Being in Flow does not require engagement in a momentous task. One can experience Flow repeatedly even while doing relatively simple things if one does them extremely well.

Flow states can be described in terms of the following basic preconditions and characteristics:

  1. Balance between challenges and skills
  2. Goals are clear
  3. Immediate and clear feedback (need not be positive but must be constructive)
  4. Intense concentration
  5. Effortless action; loss of ego
  6. Sense of control
  7. Distortion of temporal experience (unaware of time, space, noise, hunger)
  8. Doing an activity because it “feels good” in and of itself, not in expectation of any external reward.   (Csikszentmihalyi, 2003, pp. 42-56)

Since most of us spend the largest portion of our waking hours at work (or at school), it is a commonsense observation that our jobs determine, to a large extent, what our lives are like. Just think of what happens when one comes home from school or work all stressed out as opposed to arriving home and telling a loved one, “today (or in a past week or month) I have really accomplished things and my achievements are appreciated (at school or at work)”.

In response to these findings, Csikszentmihalyi wrote in his book Good Business: Leadership, Flow, and the Making of Meaning (2003) about what we as individuals, as members of teams, as managers, or as leaders of any group or organization – be it an educational institution, a business firm, a unit of government, or an NGO – can and should do to make the workplace attractive.
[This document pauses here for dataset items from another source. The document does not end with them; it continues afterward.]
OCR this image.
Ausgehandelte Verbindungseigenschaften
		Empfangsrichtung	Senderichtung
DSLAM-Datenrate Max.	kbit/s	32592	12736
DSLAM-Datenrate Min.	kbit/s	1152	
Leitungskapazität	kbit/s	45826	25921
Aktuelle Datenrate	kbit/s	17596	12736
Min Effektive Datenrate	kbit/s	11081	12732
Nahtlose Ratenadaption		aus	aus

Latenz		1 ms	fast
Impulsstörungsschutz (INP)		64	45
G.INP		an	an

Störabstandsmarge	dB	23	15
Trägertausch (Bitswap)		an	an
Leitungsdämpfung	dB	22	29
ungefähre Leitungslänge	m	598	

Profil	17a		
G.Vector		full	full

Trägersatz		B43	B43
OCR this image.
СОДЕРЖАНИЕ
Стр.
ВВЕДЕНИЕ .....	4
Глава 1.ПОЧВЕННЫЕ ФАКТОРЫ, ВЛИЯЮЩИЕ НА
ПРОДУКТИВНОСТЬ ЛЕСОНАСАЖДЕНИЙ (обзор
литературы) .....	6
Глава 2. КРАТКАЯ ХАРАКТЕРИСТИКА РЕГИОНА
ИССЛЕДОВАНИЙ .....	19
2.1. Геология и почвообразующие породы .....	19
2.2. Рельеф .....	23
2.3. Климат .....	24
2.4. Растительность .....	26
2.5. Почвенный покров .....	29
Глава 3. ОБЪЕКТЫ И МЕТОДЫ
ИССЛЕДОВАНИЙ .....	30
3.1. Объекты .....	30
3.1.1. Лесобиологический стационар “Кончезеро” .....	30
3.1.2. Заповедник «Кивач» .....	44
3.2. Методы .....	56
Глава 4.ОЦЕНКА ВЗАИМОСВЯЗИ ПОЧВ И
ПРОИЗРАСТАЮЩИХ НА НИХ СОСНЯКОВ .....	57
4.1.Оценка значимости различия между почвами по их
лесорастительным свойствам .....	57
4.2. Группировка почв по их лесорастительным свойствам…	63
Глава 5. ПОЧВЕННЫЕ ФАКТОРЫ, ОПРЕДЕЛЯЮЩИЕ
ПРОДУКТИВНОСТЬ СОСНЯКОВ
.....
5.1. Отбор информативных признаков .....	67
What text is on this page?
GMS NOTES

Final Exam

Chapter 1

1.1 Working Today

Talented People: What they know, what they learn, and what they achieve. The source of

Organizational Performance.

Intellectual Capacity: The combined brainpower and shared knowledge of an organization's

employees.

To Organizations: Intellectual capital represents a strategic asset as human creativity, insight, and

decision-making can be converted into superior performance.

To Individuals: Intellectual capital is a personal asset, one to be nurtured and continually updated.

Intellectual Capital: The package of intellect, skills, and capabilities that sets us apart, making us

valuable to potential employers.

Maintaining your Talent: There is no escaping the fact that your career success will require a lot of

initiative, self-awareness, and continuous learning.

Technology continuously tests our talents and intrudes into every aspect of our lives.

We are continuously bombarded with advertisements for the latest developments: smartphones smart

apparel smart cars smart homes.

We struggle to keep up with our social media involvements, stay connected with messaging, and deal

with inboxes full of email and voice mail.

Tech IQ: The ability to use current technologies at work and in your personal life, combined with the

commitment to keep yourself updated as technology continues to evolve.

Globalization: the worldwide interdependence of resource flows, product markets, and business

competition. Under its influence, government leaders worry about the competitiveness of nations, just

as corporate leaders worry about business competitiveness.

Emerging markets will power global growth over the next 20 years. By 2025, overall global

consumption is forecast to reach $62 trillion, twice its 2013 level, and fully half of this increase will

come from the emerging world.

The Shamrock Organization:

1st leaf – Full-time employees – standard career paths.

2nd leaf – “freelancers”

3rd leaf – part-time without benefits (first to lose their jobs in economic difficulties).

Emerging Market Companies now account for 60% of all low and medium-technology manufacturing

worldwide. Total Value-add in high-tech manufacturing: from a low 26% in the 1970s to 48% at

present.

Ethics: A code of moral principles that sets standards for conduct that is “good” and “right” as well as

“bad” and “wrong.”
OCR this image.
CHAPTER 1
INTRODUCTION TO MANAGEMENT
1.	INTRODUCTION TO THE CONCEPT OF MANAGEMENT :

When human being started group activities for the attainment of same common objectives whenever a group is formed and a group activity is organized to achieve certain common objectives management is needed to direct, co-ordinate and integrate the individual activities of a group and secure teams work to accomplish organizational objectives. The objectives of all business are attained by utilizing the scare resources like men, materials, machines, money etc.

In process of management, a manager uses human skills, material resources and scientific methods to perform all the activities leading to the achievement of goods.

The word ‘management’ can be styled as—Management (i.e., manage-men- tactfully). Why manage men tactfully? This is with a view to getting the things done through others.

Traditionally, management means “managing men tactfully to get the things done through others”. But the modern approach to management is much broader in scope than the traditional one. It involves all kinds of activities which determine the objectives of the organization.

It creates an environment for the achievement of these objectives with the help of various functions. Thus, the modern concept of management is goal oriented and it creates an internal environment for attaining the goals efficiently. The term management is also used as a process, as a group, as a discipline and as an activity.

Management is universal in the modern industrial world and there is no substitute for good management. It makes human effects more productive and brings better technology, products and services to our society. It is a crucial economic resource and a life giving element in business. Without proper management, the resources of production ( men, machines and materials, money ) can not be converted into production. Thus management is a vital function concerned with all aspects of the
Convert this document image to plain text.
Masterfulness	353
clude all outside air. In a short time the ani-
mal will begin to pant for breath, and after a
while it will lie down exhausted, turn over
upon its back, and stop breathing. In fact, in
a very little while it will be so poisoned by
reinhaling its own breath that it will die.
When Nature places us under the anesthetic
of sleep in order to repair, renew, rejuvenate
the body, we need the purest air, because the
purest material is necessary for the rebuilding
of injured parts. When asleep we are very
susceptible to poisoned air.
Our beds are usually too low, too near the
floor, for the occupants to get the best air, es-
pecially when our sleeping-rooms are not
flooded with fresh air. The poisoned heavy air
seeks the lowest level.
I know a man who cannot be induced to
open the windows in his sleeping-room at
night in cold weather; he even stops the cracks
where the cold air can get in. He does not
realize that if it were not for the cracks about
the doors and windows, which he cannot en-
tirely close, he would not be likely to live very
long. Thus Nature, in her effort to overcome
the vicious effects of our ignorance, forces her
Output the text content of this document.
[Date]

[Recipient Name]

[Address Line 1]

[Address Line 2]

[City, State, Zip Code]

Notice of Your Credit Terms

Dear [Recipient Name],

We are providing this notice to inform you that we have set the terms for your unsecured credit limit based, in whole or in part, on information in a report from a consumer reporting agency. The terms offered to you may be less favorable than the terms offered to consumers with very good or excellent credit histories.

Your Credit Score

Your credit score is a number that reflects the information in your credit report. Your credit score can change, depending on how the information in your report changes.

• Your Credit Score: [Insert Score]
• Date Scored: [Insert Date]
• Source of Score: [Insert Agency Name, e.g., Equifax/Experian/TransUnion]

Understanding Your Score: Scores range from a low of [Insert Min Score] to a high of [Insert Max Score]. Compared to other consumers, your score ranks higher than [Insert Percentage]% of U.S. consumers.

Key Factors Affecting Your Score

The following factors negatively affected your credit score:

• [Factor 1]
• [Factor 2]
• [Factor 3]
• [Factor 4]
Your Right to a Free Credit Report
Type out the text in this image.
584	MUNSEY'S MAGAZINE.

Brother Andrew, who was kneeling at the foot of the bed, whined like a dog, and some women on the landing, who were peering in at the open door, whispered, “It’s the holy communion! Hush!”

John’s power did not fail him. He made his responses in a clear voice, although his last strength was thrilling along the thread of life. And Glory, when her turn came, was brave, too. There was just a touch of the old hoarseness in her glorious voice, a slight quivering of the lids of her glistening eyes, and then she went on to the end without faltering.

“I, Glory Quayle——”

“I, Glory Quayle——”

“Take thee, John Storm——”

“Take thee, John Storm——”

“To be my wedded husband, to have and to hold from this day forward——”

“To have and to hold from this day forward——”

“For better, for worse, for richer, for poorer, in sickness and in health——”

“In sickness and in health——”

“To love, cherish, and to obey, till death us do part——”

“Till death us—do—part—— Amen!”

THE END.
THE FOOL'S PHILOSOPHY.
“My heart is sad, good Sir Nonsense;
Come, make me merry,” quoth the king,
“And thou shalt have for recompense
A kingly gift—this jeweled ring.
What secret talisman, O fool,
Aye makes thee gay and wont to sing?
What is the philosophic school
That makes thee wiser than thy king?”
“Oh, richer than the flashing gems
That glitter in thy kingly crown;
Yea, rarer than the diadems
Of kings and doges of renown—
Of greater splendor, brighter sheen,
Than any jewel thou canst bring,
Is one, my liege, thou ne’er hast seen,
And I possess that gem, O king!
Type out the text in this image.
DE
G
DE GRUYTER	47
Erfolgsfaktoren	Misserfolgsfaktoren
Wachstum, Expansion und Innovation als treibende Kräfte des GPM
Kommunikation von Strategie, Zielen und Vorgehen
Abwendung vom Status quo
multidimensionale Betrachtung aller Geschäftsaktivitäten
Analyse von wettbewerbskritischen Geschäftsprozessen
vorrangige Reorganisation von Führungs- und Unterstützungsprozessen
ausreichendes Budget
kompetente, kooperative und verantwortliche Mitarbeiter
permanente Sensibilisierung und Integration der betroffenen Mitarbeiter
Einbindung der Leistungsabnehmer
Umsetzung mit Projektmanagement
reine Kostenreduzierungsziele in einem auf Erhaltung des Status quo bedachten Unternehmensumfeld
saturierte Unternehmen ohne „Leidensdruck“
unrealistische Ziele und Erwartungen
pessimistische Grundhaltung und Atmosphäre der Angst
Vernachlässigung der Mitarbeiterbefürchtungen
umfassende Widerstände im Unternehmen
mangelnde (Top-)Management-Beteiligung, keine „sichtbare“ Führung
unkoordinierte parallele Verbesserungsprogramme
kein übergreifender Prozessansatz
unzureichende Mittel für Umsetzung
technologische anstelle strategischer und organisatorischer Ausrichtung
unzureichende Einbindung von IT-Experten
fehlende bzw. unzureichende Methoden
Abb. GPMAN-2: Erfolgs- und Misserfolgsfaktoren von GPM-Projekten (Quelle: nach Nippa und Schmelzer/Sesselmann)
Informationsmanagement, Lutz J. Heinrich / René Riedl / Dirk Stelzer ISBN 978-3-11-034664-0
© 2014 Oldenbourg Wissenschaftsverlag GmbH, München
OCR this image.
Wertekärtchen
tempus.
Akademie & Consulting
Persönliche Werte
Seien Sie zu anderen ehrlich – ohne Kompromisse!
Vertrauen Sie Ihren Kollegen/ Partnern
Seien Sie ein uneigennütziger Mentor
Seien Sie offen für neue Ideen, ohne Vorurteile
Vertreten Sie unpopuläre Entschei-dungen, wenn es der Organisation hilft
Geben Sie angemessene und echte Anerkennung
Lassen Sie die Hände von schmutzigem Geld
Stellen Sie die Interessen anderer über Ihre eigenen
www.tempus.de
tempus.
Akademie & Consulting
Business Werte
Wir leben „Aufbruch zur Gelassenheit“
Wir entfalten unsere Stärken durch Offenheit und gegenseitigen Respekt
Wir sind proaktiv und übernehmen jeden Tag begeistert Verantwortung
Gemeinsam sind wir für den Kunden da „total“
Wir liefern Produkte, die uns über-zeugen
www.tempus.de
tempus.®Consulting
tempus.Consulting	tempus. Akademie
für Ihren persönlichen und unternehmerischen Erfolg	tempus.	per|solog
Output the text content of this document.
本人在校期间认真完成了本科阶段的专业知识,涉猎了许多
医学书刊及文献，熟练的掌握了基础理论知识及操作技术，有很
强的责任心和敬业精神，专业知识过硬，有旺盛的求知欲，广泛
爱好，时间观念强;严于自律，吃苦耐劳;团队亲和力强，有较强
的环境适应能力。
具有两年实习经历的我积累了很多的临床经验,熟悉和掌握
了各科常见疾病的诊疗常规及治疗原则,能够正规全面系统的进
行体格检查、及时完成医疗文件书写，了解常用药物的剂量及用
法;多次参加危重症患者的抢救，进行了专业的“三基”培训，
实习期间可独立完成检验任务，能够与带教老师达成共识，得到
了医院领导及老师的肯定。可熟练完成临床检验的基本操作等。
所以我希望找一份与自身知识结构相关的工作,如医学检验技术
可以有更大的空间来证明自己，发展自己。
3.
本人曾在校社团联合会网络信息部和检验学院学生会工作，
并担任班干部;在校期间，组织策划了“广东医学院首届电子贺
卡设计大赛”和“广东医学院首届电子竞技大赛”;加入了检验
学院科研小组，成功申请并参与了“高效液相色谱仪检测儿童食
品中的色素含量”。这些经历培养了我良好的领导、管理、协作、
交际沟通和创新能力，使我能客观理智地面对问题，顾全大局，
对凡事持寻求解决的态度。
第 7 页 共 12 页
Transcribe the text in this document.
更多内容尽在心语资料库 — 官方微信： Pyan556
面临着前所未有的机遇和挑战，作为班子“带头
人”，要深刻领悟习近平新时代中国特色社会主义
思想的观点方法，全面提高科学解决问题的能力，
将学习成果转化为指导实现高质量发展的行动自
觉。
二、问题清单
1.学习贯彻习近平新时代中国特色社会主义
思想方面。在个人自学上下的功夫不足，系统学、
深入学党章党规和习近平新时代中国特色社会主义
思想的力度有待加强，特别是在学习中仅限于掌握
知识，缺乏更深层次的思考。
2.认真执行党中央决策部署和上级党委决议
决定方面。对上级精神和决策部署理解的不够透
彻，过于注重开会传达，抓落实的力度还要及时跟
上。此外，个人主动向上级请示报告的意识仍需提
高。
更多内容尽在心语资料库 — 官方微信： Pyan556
The key statement that summarizes his Flow concept’s relevance for managers and leaders is this:  the best way to manage people is to create an environment where employees enjoy their work and grow in the process of doing it.

While the extent to which we enjoy our work and are contributing to the organization is partly a function of the attitude we bring to our tasks, managers and leaders can do a great deal to create a more rewarding work environment, thereby increasing the chances that the employees will be highly (or at least more) satisfied.

High satisfaction at work also brings substantial benefits to the organization because such a workplace

  • attracts the most able individuals and is likely to keep them longer
  • obtains spontaneous effort from most as they do their tasks
  • promotes individual and team productivity
  • leads to a more committed organizational citizenship behavior, and
  • improves organizational performance, broadly defined. (Ceja, L., 2011)

The author also categorizes the positive consequences of work-related flow into “benefits for the individual employee(s)” and “benefits for the whole organization”.

The first and perhaps relatively the easiest of tasks to create an environment where employees enjoy their work is to ease or remove the many obstacles that typically stand in the way of experiencing Flow periodically, as well as engagement more continuously.  Concurrently, and after the obstacles have been removed as much as possible, the continuing focus of attention of managers and leaders should be to behave and act so as to help generate Flow and to maintain a Flow-friendly organizational atmosphere.